Many economists and other observers have attributed NAFTA to the fact that it has helped U.S. manufacturing, particularly the U.S. auto industry, to become more globally competitive through greater economic integration in North America and the development of supply chains.54 Much of the increase in U.S.-Mexico trade can be attributed, for example, to the development of U.S.-Mexico trade. , to specialization, as production and assembly plants have shifted to exploit economies of scale. As a result, supply chains are increasingly moving beyond national borders, as manufacturing work is done wherever it is most efficient.55 Reducing tariffs in a given sector has an impact not only on prices in that sector, but also on the input sectors of that sector. According to one study, the importance of these direct and indirect effects is often overlooked. The study suggests that these links offer significant trade and welfare gains under free trade agreements and that ignorance of these in-exit connections may underestimate potential trade gains56. While technological progress has profoundly changed the way businesses trade and operate across international borders, some companies say that new barriers have also been created that do not address existing trade rules. NAFTA parties may consider discussing issues related to the cross-border transmission of information electronically or the forced location of data centres. Such provisions could provide North American companies with greater flexibility in processing and storing data relevant to their operations. Some of these issues have been addressed in the TPP.
Supporters have capped NAFTA because it has opened up Mexican markets to U.S. companies like never before. The Mexican market is growing rapidly, which promises more export opportunities, which means more jobs. However, proponents have struggled to convince the American public that NAFTA would do more good than harm. Their main efforts have been to convince citizens that all consumers have as wide a choice of products at as low a price as possible, which means that consumers would be the main beneficiaries of lowered trade barriers. The U.S. Chamber of Commerce, which represents the interests of small businesses, was one of THE most active supporters of NAFTA and organized small and medium-sized business owners and employees to support the agreement. This support was essential to counter the efforts of organized work to put an end to the agreement.

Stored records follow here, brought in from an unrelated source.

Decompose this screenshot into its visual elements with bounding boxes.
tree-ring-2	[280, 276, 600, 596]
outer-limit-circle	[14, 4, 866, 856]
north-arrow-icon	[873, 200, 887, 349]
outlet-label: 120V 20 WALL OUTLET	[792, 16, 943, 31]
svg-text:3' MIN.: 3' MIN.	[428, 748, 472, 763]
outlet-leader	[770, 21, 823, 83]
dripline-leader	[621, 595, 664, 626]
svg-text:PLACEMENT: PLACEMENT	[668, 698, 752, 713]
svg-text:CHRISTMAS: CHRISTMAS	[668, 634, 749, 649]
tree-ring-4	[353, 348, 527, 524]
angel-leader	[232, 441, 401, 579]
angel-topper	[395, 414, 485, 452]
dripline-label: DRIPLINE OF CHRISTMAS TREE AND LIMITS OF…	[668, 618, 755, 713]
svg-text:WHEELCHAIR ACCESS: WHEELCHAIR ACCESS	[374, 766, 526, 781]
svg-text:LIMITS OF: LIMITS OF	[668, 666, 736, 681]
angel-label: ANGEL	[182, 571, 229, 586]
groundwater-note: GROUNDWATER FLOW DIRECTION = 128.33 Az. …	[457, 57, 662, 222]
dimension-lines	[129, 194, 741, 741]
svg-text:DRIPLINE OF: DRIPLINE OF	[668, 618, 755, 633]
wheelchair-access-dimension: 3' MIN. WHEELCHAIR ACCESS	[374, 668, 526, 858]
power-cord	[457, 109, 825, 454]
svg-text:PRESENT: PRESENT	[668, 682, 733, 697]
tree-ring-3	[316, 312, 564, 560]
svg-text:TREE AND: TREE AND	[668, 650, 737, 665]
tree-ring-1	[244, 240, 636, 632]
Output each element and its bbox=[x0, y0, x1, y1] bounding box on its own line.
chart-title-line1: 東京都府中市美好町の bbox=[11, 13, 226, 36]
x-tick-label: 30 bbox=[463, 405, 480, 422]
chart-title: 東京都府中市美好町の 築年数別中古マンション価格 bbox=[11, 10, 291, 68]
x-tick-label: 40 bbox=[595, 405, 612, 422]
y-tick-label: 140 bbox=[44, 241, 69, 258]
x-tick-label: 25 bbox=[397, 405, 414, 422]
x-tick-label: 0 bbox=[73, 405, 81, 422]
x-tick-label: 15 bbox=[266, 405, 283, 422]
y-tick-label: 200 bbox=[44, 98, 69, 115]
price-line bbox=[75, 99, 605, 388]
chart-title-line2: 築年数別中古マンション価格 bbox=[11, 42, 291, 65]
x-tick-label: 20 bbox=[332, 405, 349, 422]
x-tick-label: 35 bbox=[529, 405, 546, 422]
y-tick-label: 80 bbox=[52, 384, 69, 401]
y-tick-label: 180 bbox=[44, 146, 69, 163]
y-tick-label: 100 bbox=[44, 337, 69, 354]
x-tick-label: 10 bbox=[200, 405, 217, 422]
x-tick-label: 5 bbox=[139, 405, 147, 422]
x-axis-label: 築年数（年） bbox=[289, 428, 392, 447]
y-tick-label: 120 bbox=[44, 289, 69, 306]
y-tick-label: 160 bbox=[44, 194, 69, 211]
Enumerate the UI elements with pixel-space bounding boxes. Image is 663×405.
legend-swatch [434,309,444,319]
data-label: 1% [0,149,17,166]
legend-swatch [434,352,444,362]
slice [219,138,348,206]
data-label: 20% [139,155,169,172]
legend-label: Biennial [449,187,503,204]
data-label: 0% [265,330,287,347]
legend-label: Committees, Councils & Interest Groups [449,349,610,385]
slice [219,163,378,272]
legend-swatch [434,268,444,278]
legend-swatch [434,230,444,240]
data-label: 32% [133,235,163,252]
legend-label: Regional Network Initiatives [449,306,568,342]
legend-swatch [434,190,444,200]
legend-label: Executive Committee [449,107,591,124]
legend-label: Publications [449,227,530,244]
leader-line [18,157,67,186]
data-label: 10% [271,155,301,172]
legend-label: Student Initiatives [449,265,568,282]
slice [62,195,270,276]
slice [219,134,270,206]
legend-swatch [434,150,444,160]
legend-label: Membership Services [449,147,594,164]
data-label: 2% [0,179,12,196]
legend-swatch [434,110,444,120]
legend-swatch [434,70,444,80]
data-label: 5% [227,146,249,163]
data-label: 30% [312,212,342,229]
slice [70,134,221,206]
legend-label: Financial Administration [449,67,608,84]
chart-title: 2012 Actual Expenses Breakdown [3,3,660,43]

But the most important aspect for Canada – opening up its economy to the United States, by far Canada`s largest trading partner – was before NAFTA, when the Canadian United States came into force in 1989. Free Trade Agreement (CUSFTA). Total Canada-U.S. Trade rose rapidly in the wake of trade liberalization in Canada. After NAFTA, Canadian exports to the United States increased from [PDF] $110 billion to $346 billion; Imports from the United States increased almost as sharply. The discussion on a common trade area was initiated in 1985 by Canadian Prime Minister Brian Mulroney with the proposal to draft a free trade agreement between Canada and the United States. Negotiations began in 1986 and the two countries signed the agreement in 1988. The Canada-U.S. agreement came into force on January 1, 1989. Unemployment has also increased, which some NAFTA economists have criticized for exposing Mexican farmers, especially maize producers, to heavily subsidized competition from the United States.